Monday, May 16, 2011

Replies to Frequent Anti-Segway Comments

Yeah, it gets wittier and less diplomatic from here as I voice what the Segway folks cannot. 

LAZY 


Really? How often do YOU go to the gym? How long do you circle a parking lot  to avoid having to walk more than 5 steps to the mall entrance? How many calories do you burn in that car or are you just burning emissions? 


A longtime gym rat, this bugs the heck out of me. Here's your lazy...






GET A BIKE


Uh, no, you keep that. I've had bikes, and for me the Segway works best. Arriving at my destination with wet arm pits and sweaty makeup just isn't appealing. 


I prefer kickboxing, spin classes and intense weight lifting. 


YOU LOOK STUPID


Are we in kindergarten? How did the firsts look after the penny-farthing evolved into what you call a bicycle today? 


Try growing up and using what works for you. Comments against the Segway are mainly online. In person, people LOVE the Segway! 


JUST WALK


Can you walk up to 12.5 mph? Neither can I, which is why I use the Segway as a form of alternative transportation. 


You may see someone on a Segway, traveling slow. That's a choice, not the maximum speed. I travel slow when on sidewalks, then blow past joggers on bike trails. It gets me to my destination on my own time without depending on a taxi, subway or bus. 


If that's cool with you, I shall continue. 


GET A MOTORCYCLE


I can't exactly take a motorcycle along the Hudson River for a nice glide, into the hills of a beautiful park, into my elevator and up to my place...now can I? No. So it serves a different purpose. No gas. No parking costs. 


Think folks. Just think. 




BLAH-BLAH...OOOH, I WANT ONE


I like unusual things. When things are unusual, they get teased like people with curly hair in a class of people with straight hair. Notice I said "class," as teasing others for being different is an adolescent behavior typically practiced by school children


Likwise, the YikeBike and Nubrella, two other inventions I like, get similar venomous comments from people who have NEVER tried them. I've found that once people TRY a Segway, most love it. I equate this to reactions to the iPhone.


The iPhone 1st gen was released in 2007. It was touted as "Revolutionary" by Steve Jobs. It rotated in a glass encasement months before it was released, which made people salivate at the mouth with "Oooohs" and "Ahhhhs." But oh, that darn $600 price tag made it the an item of envy for the masses, and an elitist item for early adopters. 

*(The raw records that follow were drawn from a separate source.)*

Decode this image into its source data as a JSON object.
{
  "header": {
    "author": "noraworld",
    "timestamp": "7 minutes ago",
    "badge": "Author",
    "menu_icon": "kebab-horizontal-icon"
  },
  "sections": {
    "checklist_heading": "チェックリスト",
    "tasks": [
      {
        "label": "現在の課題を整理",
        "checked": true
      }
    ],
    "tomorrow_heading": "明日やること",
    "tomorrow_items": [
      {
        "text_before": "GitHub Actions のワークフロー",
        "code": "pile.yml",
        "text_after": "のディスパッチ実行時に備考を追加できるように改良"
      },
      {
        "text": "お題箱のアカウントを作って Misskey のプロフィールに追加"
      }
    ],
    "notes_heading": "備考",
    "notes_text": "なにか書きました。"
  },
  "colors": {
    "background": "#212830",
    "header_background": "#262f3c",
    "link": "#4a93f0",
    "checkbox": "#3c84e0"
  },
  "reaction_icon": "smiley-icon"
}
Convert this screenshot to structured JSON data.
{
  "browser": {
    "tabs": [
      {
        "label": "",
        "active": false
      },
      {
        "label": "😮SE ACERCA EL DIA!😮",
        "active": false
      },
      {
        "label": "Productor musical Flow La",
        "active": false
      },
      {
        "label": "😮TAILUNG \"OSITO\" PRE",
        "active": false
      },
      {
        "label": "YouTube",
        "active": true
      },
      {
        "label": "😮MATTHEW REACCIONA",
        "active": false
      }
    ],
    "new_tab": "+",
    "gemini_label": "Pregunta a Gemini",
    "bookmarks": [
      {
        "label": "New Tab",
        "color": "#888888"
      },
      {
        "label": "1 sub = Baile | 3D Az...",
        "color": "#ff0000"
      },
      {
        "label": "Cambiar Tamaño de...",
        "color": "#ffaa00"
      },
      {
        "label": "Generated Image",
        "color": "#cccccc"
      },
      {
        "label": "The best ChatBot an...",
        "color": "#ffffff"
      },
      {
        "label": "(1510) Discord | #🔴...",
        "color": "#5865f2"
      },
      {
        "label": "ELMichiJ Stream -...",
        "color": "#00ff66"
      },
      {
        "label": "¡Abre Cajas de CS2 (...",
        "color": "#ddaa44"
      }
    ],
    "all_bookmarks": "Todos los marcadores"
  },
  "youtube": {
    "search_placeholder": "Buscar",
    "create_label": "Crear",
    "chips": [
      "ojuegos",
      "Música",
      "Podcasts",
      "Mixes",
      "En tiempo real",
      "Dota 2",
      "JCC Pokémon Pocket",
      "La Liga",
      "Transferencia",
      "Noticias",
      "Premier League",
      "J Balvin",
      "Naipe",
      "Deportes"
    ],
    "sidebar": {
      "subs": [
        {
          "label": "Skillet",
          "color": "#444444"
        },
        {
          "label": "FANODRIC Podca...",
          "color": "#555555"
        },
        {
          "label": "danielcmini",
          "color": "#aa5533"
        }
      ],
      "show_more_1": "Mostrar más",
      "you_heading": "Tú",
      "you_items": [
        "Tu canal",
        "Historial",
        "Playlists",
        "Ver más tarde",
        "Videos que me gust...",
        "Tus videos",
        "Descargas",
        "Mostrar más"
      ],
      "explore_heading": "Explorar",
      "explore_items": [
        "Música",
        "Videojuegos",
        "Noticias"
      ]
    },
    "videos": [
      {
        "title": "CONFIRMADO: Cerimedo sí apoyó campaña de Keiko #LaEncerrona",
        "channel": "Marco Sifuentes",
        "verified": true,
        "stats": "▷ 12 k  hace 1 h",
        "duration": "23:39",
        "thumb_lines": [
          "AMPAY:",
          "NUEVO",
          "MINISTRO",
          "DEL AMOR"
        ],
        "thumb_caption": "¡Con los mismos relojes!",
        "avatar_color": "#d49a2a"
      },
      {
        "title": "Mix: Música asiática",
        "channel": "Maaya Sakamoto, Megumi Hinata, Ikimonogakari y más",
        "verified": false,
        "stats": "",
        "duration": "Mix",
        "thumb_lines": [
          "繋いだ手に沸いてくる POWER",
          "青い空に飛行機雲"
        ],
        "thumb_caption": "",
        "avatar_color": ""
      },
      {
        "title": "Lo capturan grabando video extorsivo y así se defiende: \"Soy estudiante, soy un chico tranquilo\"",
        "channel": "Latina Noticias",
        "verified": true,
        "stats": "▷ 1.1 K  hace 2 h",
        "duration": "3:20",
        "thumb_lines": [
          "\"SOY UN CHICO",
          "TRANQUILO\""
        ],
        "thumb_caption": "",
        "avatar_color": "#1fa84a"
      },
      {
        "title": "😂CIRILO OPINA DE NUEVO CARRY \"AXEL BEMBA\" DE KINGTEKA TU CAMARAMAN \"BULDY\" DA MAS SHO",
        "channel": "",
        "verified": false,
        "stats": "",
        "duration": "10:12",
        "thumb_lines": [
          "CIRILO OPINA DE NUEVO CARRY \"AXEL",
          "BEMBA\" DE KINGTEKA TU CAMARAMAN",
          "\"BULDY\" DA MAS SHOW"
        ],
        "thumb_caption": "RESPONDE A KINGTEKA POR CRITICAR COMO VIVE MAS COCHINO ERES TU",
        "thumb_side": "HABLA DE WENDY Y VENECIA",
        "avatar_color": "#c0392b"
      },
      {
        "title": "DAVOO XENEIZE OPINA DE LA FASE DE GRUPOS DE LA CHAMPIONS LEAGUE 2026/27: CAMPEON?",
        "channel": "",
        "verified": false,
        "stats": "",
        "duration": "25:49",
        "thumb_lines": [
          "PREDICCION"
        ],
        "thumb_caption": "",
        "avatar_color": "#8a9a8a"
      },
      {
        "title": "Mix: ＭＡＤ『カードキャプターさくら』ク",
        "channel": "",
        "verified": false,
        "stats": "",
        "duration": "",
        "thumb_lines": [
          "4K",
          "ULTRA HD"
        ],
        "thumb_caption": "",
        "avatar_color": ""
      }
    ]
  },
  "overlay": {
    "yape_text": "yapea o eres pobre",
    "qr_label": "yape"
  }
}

I remember the "I'm gonna wait until it has x amount of memory." "I'm gonna wait until it does this, that and the other." But you know what it took for people who pretended to hate the $600 iPhone to buy one? A drop in the price. The rest is history. The iPhone and its copycat touch-screen devices are in almost every hand. 


People dismiss what they can't have or what they can't justify even if they CAN afford it. They have an attitude that says, "If it's not practical for me, it's stupid for everyone." 


No, if it's not practical for you, don't buy it. And if the Segway price dropped dramatically, and the laws in states coincided, allowing Segways to be treated as bicycles, you BET your sweet backside that you'd see a rise in Segway ownership and copycat Segways the way that the iPhone evolved to be in every hater's hand. 


JUST TRY IT


Stop frontin'. The Segway rocks! At least try it on one of the many Segway tours just to say you did. I often allow people to try mine. Read what people on Twitter say after going on a tour. 


It isn't a practical purchase for everyone, and I wish the price would lower so that more people could justify the cost and enjoy it. But in the meantime, stop being so mean on the Internet about things you know little about. Try it. Have fun in the moment. It's just not that serious.